Palm Reading
I didn’t have much of a life anyway,
so I dragged the jug of change
to the car and hoped it’d be enough
to save her. Shot straight through
the velvet curtain of night into the gleam
of a Virginia sun, where mosquitos
the size of my palm, floated like dandelion
fluff outside the heat soaked truck stop,
gasoline wafting from steaming asphalt.
I stood at the pump and imagined
her front door, her black and blue eye
looking out at me from the peephole.
I left my lights on in the parking lot
of a Cracker Barrel somewhere off the
highway in bumblefuck Georgia, where
no one wanted to give a girl a jump.
Laid on the hood of my car, so far
from home it could’ve been heaven.
Thought the sky looked like a movie set.
I could poke my finger through a star
and tear it away like a thinly hung veil.

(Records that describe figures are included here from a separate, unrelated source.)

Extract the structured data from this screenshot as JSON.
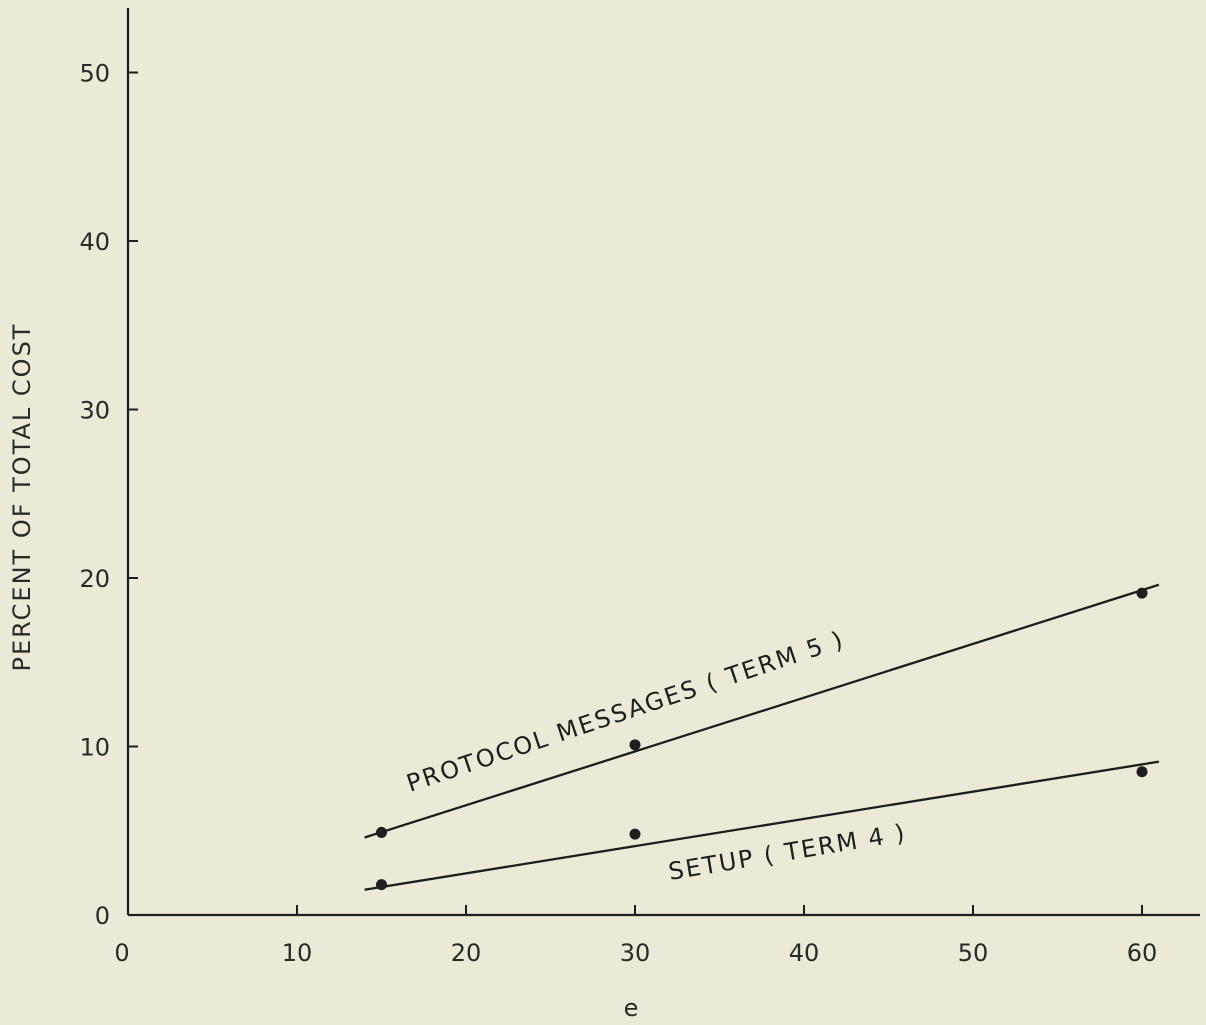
{
  "chart_data": {
    "type": "line",
    "xlabel": "e",
    "ylabel": "PERCENT OF TOTAL COST",
    "xlim": [
      0,
      63
    ],
    "ylim": [
      0,
      54
    ],
    "x_ticks": [
      0,
      10,
      20,
      30,
      40,
      50,
      60
    ],
    "y_ticks": [
      0,
      10,
      20,
      30,
      40,
      50
    ],
    "grid": false,
    "series": [
      {
        "name": "PROTOCOL MESSAGES ( TERM 5 )",
        "points": [
          [
            15,
            4.9
          ],
          [
            30,
            10.1
          ],
          [
            60,
            19.1
          ]
        ],
        "fit_line": [
          [
            14,
            4.6
          ],
          [
            61,
            19.6
          ]
        ]
      },
      {
        "name": "SETUP ( TERM 4 )",
        "points": [
          [
            15,
            1.8
          ],
          [
            30,
            4.8
          ],
          [
            60,
            8.5
          ]
        ],
        "fit_line": [
          [
            14,
            1.5
          ],
          [
            61,
            9.1
          ]
        ]
      }
    ],
    "colors": {
      "ink": "#1e1e1e",
      "background": "#ecead7"
    }
  }
}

I pictured her tiptoed body framed in a wood
paneled living room. Shocked to see me, my car,
if it made it there, billowing smoke in the driveway.
Of course he had hit her. I felt it waiting
in the lines of his palm the moment
he clasped mine with something to prove.
But I am no knight in shining armor. I am nothing
but impulse and reckless abandon. Just another
girl, raised to see how much a body can endure.